The line isn't moving too quickly, so there's plenty of time to check out the huge banner bearing the same design as those Fantasia outfits--those disembodied red, orange, blue, teal, olive, green, lime, peach, pink, and violet eyes floating around the white sheet like clown sperm through a microscopic lens. In what is the most highly anticipated art opening for the GR crew since the last one, Super Flat is seemingly inscrutable from the outset.

Super Flat, the theory, refers to the tendency toward two dimensionality in art forms, especially those dealing with popular icons or modern ideas. There is an inescapable entropic process toward two-dimesionality in film, animation, photography, illustration, even sculpture--it is the compression of layers, all things far and near, and smooshing them onto a piece of canvas. And there is a constant struggle to depict the illusion of three dimensionality into a two-dimensional form, like hammering a wooden cube into a wooden block hole.

Super Flat, the art opening, is the eccentric, heavily pop-culture influenced art installation Groovisions president/artist Takashi Murakami has been kind enough to bring it to the Pacific Design Center in West Hollywood, the likes of which are difficult to ground anywhere else but the country of Japan. Stuffed like spinach gyoza from Eric's mom's restaurant, the installation is full of hundreds of photographs, smooth-skinned sculptures, a crumpled Zero Fighter airplane, loop upon loop of video production, huge wall-covering murals and paint-by-numbers style portraits, and more than a few little anime girls running around in their underpants.

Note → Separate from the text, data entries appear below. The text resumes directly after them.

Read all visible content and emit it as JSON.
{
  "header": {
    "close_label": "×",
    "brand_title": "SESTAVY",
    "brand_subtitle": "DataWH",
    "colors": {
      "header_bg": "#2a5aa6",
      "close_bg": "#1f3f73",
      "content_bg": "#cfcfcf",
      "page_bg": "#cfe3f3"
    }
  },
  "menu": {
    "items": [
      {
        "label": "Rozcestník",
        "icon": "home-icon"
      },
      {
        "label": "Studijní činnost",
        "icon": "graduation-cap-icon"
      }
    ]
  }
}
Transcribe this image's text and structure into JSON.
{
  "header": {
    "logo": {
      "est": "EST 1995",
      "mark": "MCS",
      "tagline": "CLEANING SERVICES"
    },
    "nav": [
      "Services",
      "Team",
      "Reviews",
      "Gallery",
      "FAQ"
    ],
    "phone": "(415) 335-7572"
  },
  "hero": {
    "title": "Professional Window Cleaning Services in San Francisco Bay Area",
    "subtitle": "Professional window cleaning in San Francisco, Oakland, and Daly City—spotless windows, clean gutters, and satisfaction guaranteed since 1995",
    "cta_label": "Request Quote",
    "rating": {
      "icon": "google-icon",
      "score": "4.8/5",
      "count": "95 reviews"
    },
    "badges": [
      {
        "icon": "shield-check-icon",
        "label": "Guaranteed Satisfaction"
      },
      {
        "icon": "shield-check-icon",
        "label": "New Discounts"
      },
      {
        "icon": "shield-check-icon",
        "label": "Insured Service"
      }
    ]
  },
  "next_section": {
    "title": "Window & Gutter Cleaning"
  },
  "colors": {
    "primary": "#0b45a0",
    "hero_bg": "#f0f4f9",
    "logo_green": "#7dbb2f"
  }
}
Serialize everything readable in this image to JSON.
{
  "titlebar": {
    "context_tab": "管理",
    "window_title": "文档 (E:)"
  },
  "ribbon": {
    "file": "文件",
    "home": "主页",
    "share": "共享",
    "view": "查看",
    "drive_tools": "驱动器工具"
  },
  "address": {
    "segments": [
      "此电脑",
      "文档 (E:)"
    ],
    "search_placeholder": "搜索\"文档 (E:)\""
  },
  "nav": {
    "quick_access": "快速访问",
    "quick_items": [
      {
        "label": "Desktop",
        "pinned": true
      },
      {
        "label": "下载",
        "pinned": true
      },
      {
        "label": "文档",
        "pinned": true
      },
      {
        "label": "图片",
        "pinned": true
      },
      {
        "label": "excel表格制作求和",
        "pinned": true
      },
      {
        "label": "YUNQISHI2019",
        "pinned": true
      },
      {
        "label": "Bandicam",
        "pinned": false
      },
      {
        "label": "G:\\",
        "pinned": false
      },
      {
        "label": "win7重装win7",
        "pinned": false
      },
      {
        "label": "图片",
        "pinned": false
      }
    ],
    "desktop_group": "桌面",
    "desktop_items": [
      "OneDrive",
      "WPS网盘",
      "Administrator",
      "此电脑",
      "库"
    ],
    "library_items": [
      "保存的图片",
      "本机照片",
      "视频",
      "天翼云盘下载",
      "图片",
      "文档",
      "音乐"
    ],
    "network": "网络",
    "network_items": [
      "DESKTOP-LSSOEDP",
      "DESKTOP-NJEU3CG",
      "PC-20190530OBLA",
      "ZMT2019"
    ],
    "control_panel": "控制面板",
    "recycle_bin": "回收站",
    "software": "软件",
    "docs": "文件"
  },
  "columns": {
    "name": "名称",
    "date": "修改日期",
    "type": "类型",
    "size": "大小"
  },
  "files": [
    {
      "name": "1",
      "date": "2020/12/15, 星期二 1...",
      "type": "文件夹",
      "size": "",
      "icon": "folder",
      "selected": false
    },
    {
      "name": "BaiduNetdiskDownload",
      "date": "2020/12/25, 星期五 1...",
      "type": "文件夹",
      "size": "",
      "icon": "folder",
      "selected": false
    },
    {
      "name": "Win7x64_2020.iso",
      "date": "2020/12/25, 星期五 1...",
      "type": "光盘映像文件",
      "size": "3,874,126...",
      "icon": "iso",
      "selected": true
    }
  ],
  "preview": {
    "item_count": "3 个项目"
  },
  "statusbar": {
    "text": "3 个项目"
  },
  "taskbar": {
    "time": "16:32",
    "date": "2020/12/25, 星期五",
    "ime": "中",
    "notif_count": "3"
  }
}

I'm looking for the man responsible for the endless march of little anime girls across the pages in the Super Flat book, the guy who only draws girls aged 7-14, the guy whom Eric says is afraid to have kids of his own someday. This is the enigma known as "Mr." Do I want to draw like him? Not really. Is he a great artist? He's alright, I guess. So why do I want to meet this pervert? Am I a pervert, too? Maybe, but the truth is I just want to meet weird people. I'm tipped off to be on the lookout for a pair of lavender cateye glasses from the start.